T. Rowe Price's earnings up 53% in third quarter

51 cents a share reported as market rally swells firm's revenue by 16%

October 25, 2003|By William Patalon III | William Patalon III,SUN STAFF

T. Rowe Price Group Inc. reported yesterday that its third-quarter profits soared more than 50 percent, due in large part to continued stock market strength that attracted more money from investors while boosting the value of the assets it already managed.

Baltimore-based Price said net income in the quarter that ended Sept. 30 rose to $66.3 million, up 53.5 percent from the $43.2 million it earned during last year's third quarter.

Per-share earnings were 51 cents, a 50 percent jump from the 34 cents recorded during last year's third quarter.
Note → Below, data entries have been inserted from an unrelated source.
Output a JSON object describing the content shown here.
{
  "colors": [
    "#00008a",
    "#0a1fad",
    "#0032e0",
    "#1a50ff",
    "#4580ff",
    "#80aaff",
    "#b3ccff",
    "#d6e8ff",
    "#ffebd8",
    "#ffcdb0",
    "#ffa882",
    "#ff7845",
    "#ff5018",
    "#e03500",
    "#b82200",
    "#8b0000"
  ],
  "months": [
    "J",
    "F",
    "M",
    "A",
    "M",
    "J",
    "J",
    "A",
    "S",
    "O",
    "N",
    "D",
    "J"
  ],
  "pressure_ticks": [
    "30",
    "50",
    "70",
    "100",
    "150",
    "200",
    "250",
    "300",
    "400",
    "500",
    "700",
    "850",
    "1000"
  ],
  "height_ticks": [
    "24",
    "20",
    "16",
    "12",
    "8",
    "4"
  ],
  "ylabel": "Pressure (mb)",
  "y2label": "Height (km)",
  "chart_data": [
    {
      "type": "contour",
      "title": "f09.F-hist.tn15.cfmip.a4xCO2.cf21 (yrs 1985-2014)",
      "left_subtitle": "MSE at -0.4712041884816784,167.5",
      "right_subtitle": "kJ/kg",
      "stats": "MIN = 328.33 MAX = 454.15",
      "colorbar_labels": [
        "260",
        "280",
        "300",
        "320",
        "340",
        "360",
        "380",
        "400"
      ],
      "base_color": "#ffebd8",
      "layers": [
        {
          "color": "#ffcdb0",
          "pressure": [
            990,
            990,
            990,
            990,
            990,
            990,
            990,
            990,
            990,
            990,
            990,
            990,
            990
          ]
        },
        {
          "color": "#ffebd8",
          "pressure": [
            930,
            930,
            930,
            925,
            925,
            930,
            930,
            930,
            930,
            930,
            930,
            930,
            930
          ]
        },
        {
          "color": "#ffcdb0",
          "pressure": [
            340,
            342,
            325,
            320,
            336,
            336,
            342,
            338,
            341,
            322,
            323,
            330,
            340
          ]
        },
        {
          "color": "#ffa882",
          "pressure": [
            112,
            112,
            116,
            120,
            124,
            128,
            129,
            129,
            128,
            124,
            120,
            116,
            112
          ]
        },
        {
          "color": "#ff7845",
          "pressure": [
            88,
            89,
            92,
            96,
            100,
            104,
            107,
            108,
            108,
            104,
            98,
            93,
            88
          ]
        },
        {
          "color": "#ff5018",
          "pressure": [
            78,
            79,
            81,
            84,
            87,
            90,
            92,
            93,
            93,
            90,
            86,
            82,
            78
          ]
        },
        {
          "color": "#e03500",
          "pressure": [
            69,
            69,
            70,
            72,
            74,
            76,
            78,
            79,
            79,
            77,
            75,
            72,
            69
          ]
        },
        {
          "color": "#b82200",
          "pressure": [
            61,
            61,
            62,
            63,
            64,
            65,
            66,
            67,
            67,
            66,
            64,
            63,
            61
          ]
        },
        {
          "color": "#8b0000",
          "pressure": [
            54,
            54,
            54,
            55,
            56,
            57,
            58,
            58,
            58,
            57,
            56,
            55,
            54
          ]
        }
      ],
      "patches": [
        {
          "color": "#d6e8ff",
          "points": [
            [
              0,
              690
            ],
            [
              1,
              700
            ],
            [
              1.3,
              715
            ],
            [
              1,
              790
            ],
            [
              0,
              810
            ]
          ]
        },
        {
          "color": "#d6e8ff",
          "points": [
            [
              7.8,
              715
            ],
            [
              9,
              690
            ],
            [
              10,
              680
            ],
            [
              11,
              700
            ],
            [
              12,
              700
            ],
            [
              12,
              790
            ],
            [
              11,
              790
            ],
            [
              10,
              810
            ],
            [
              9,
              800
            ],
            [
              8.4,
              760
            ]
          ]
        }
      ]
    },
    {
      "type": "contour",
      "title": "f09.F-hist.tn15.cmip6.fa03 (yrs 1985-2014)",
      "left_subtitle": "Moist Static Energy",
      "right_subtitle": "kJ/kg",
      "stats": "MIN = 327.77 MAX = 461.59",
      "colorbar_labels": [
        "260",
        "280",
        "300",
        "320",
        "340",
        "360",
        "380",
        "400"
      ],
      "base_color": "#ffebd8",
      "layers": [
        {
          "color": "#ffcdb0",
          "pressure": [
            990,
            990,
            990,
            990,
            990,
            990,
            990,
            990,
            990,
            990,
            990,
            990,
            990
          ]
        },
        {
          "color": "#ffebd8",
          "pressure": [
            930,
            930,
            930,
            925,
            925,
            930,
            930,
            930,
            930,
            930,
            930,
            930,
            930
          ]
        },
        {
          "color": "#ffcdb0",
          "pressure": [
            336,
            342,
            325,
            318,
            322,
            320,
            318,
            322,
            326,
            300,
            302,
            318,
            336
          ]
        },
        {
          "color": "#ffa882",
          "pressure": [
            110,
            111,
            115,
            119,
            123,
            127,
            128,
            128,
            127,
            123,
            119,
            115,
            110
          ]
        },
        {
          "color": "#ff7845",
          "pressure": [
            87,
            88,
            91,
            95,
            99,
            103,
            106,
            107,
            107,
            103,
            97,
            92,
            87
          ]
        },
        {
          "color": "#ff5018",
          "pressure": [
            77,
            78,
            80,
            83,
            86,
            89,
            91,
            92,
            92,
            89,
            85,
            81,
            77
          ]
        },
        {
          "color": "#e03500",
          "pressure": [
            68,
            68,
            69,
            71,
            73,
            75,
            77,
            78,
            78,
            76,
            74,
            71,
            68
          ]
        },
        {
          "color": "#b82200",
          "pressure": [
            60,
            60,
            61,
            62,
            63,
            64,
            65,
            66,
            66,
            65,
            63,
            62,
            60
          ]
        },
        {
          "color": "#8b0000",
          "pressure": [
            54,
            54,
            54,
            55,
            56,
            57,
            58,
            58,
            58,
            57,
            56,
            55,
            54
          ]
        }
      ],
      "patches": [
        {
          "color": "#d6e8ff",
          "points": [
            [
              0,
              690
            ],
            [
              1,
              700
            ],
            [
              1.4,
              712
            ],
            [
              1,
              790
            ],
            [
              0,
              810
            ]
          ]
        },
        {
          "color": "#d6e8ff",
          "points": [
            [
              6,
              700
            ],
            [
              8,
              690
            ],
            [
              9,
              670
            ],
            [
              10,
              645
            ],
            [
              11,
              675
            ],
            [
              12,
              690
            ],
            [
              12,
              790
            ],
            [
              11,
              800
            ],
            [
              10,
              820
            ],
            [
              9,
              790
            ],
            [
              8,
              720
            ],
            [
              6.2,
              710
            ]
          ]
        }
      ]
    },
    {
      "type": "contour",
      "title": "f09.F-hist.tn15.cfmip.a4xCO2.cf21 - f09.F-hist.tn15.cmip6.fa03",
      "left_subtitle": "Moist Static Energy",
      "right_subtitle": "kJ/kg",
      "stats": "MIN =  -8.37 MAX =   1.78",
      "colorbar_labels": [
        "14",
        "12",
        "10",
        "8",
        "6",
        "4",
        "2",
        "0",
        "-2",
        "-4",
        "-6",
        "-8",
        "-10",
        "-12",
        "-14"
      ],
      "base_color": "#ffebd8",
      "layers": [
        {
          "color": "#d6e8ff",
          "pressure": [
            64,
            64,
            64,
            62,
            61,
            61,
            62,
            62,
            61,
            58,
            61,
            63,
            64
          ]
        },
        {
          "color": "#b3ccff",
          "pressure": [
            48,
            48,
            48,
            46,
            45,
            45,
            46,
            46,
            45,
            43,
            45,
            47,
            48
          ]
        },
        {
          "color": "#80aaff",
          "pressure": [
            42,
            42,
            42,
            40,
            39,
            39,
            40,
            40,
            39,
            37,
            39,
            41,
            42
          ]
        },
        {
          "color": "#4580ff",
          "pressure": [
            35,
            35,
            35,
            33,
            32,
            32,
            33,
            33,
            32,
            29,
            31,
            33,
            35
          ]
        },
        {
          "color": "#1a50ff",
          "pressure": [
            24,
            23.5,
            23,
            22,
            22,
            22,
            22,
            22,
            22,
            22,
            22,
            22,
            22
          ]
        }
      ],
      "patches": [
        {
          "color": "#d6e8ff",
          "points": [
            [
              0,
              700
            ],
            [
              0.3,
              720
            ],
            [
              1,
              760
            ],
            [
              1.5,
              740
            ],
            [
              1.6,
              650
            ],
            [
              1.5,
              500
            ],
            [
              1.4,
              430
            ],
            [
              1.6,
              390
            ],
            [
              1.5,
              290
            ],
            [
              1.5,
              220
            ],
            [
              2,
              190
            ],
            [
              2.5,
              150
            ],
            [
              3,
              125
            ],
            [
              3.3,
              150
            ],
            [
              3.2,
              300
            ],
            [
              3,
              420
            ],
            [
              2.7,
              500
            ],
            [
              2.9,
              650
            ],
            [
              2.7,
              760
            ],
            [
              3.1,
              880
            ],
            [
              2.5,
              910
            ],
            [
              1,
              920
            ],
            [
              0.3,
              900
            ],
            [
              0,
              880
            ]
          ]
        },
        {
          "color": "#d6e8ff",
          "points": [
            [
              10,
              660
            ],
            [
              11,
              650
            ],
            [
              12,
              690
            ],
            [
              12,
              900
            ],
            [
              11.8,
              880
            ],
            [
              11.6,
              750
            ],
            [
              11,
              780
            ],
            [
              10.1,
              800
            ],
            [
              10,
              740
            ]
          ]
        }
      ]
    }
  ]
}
The results exceeded the 47 cent consensus estimate of 13 analysts surveyed by Zacks Investment Research.

"We were pleased about the earnings this quarter," said George A. Roche, the company's chairman and president.

Revenue advanced 16.6 percent to $258.3 million this year from $221.6 million in the third quarter of 2002, the company said.

For mutual fund companies such as Price, asset levels and net investment inflows are usually keys to performance because they boost management fees that generate revenue.

Assets under management rose by about $7.8 billion during the third quarter for the company. About $5.1 billion of that resulted from increases in stock or bond prices, while net-cash inflows of more than $2.6 billion accounted for much of the rest, the company said. Of the $2.6 billion, $1.8 billion was invested in T. Rowe Price stock funds, the company said.

"We are encouraged by signs that individual investors continue to commit substantial assets to the equity markets," Roche said.

Average mutual fund assets under management were $103.4 billion during this year's third quarter, up from $86.6 billion during the same quarter in 2002.

Price said it will significantly increase spending on advertising and promotion during the fourth quarter - as much as doubling the roughly $10 million the firm spent during the third quarter. Mutual-fund companies typically spend the heaviest on marketing during the first and fourth quarters of any year, when many investors make investment plans, Roche said.

In an interview yesterday, Roche confirmed that Price has been in contact with the U.S. Securities and Exchange Commission regarding an industrywide investigation of improper and illegal trading in mutual fund shares. Roche declined to discuss specifics, stating that Price has a corporate policy of not commenting on potential legal issues. Price has historically made public disclosures of any serious matters involving the company.

The two activities under investigation industrywide are "after-hours trading" and so-called "market-timing." After-hours trading is illegal and involves same-day processing of mutual-fund transaction orders placed after 4 p.m. New York time. Those orders are supposed to receive the following day's closing price, a process designed to keep investors from profiting from late-breaking news.

Mutual fund market-timers attempt to profit through the frenetic buying and selling of fund shares, with a holding period that can be as short as a day or two. Some fund companies attempt to discourage this practice through sales commissions known as "loads" and by charging redemption fees. Market-timing can boost a fund's transaction expenses, or dilute the profits of investors who had held that same fund's shares for a long period.

Last month, New York Attorney General Eliot Spitzer announced that his office would investigate these two practices. Yesterday, Roche said the local mutual fund company continued to "condemn the actions described by the New York attorney general." Price said it is reviewing its own activities.

Price shares closed yesterday on the Nasdaq stock market at $39.50, down $1.05, or 2.6 percent.